Publisher: Yen Press
Rating: Older Teen (16+)
Released: June 2008
“Though Chika and Shito manage to extract the girls from the clutches of the Butterfly Killer’s fans, the case takes a shocking turn when an unexpected betrayal is revealed! With heavy hearts, the members of Z-loan close the case, but they still can’t shake the blues. So the Chancellor sponsors a group trip to the hot springs, which starts out all fun and games but ends with… a howl?!”
The story here in volume three of Zombie Loan picks up where volume two left readers off: Chika and Shito, adorned in maid girl outfits, find themselves cornered by the Butterfly Killer’s fans. While the men race to save them, and they all then chase the supposed target, the true Butterfly Killer ends up being one of their own.

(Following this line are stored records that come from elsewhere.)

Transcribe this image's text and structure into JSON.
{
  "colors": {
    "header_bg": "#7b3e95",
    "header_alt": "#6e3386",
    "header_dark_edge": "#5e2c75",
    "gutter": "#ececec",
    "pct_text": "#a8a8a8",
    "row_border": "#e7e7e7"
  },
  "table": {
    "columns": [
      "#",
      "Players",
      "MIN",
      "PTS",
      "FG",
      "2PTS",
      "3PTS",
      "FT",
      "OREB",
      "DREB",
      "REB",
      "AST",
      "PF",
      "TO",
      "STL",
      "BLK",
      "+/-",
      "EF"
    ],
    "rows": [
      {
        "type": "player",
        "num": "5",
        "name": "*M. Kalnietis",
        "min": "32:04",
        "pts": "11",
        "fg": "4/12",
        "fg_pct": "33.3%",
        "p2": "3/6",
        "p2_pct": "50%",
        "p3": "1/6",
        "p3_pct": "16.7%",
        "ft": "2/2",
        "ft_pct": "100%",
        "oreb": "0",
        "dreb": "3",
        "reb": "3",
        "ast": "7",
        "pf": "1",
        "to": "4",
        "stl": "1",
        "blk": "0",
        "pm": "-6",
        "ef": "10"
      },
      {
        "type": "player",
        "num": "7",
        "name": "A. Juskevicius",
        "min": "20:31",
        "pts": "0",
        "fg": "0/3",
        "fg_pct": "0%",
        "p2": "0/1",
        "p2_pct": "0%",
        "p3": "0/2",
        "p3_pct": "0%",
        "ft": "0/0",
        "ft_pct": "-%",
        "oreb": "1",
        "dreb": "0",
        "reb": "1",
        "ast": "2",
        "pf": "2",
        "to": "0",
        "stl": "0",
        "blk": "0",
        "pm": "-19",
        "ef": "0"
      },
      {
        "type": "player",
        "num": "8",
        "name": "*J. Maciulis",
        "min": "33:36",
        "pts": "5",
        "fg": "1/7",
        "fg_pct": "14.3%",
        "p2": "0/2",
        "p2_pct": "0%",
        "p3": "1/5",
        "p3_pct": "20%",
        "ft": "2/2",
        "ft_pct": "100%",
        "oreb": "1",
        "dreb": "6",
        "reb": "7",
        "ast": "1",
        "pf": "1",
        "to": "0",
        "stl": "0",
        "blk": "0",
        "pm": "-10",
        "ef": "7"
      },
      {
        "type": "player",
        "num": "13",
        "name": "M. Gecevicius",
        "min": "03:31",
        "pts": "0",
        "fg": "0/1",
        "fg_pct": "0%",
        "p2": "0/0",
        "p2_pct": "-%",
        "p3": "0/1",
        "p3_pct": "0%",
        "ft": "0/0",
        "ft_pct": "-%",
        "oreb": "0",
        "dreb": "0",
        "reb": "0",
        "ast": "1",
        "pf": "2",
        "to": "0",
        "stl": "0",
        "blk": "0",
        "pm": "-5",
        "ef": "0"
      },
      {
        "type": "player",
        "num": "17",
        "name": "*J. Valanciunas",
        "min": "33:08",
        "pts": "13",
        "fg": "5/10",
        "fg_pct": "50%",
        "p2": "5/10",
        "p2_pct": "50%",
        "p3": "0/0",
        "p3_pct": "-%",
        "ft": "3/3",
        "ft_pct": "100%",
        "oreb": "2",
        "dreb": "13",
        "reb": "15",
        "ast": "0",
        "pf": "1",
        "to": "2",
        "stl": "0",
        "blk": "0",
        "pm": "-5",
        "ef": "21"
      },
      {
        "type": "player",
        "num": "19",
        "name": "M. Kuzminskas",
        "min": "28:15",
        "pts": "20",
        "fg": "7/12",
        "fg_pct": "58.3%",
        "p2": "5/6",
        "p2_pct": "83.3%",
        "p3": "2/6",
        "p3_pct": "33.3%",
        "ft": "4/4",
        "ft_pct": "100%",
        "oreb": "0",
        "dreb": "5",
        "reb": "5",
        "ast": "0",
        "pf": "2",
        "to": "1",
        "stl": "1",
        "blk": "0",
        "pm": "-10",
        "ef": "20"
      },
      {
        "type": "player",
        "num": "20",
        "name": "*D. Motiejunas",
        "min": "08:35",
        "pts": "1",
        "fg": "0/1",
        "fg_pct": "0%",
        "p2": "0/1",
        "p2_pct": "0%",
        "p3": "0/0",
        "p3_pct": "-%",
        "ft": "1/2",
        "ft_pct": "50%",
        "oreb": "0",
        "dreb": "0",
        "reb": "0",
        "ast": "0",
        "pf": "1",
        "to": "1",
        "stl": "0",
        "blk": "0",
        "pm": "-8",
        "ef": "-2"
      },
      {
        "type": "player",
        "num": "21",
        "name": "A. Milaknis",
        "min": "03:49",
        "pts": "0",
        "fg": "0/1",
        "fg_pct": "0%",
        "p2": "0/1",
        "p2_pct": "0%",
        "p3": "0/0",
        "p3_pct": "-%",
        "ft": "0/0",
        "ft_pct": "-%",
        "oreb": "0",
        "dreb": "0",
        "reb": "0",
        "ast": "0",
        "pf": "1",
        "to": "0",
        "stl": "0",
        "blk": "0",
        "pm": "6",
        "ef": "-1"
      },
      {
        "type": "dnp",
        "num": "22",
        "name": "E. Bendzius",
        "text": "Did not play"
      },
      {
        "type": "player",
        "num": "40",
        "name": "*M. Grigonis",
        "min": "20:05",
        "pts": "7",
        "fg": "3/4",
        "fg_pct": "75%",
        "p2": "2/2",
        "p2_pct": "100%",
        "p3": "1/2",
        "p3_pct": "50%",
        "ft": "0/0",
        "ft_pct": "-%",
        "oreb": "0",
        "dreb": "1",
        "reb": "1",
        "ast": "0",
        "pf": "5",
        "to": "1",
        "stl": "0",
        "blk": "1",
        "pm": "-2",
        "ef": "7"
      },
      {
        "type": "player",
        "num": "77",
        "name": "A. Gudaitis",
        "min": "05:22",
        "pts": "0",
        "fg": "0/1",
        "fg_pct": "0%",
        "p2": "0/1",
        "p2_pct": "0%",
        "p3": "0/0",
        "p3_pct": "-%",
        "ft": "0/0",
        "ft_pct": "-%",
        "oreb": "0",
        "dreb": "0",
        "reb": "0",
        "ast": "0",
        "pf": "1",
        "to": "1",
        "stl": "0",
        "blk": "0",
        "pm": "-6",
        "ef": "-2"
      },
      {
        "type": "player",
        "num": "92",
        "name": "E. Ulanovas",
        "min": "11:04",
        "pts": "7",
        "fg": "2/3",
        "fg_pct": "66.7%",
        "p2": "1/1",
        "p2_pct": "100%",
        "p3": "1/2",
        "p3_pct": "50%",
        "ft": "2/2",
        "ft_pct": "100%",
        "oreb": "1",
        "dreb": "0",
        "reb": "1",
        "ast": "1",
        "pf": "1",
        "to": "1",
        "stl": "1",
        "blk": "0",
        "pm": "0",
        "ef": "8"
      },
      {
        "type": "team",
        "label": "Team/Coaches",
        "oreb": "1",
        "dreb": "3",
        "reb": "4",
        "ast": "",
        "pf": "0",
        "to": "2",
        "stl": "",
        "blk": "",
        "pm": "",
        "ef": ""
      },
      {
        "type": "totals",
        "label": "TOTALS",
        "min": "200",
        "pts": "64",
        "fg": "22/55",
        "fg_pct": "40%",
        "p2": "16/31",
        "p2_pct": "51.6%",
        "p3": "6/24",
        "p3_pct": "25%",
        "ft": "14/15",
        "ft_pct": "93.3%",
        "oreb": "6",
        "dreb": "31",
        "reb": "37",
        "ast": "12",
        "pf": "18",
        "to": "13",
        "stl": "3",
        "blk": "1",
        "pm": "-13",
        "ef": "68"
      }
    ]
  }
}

I had trouble getting through the beginning of the book. The pacing was uneven and the panels’ placement didn’t help with blots of text haphazardly placed atop them. Overall it just didn’t offer a very smooth reading experience and it took away any enjoyment I could have otherwise had. Fortunately the book did manage to catch up to itself by the middle, and for a while I did have some fun reading the events as they unfolded. Then, painfully, the story took a turn for the clichéd as the Z-Loan team heads off to a hot spring, complete with gratuitous fan service and the same chunky pacing as the beginning.
The characters themselves did nothing for me throughout my reading and I didn’t find myself feeling very empathetic to any of them. In the end, the only part that really piqued my interest was the final page, introducing a character I knew nothing about and thus, I suppose, had no reason to dislike.

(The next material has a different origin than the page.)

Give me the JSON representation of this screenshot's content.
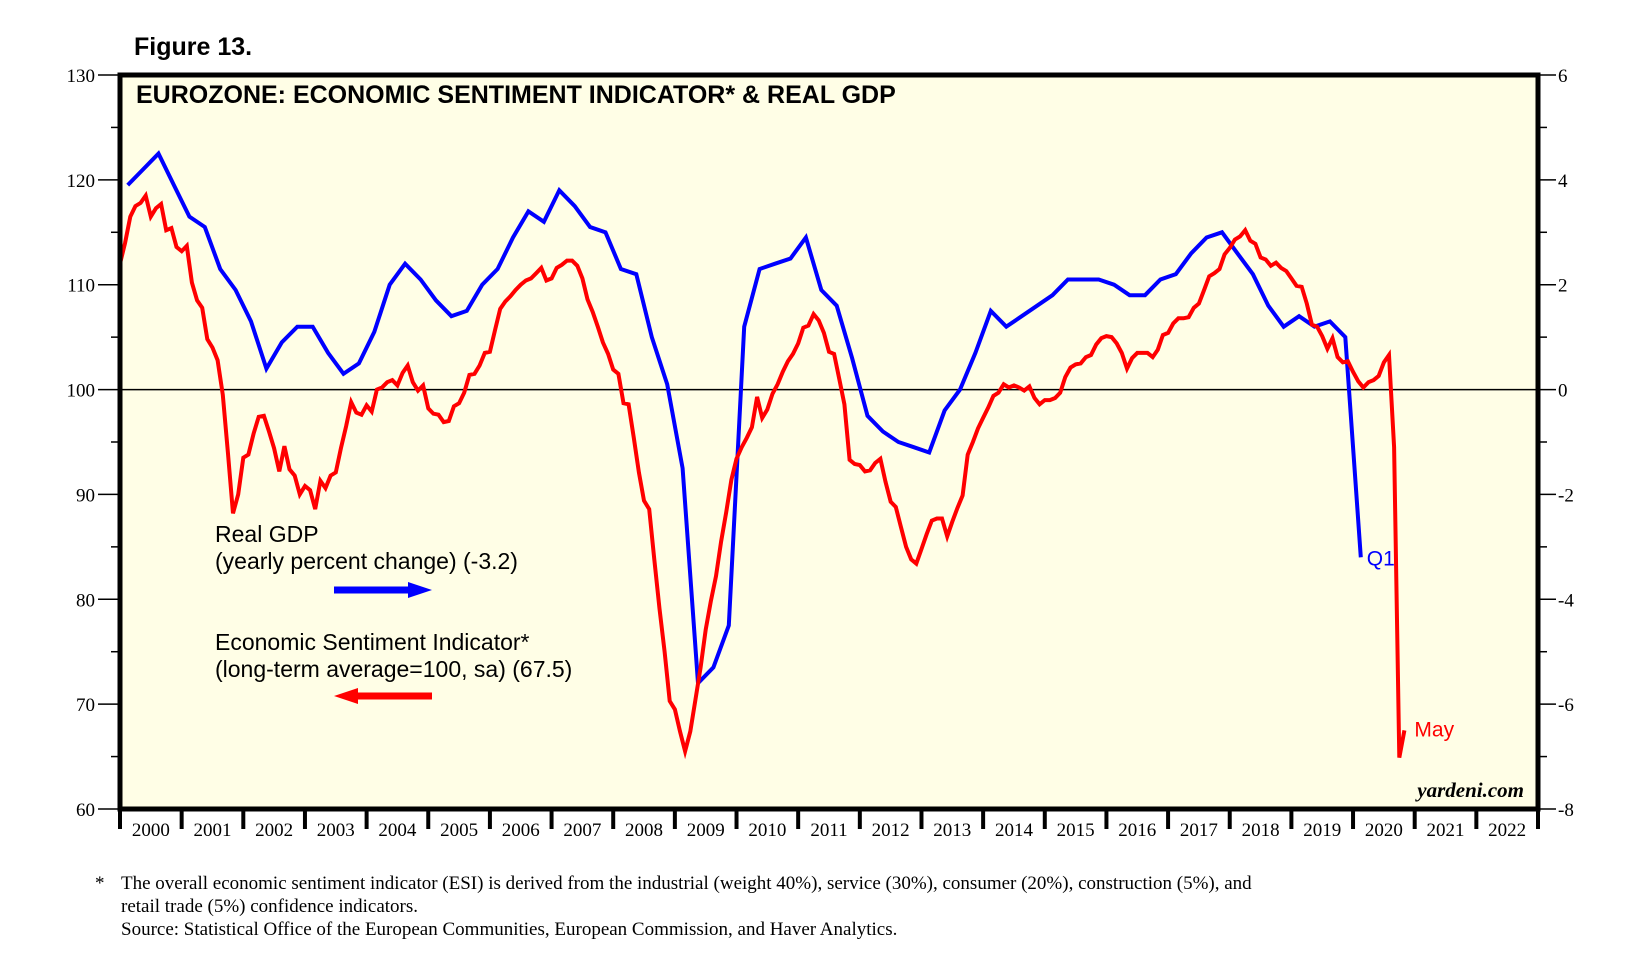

Though somehow a selling point, I found very little to like about Peach Pit’s art here. The designs were pretty plain and the art itself was inconsistent, suffering from lopsided faces and weak anatomy. The female’s soulless eyes held little in the way of appeal or emotion and the pages often suffered from unbalance placement of text and images. While the occasional panel caught my eye with nice ink work or pretty faces (when drawn considerably different from the usual in this book), they didn’t come close to offsetting the things I disliked here.
All elements combined, a weak beginning and even weaker ending make Zombie Loan, volume three, a lack-lustre read. With unappealing artwork and few compelling plot points, it’s unfortunately not a series I have any wish to continue after getting through its third instalment.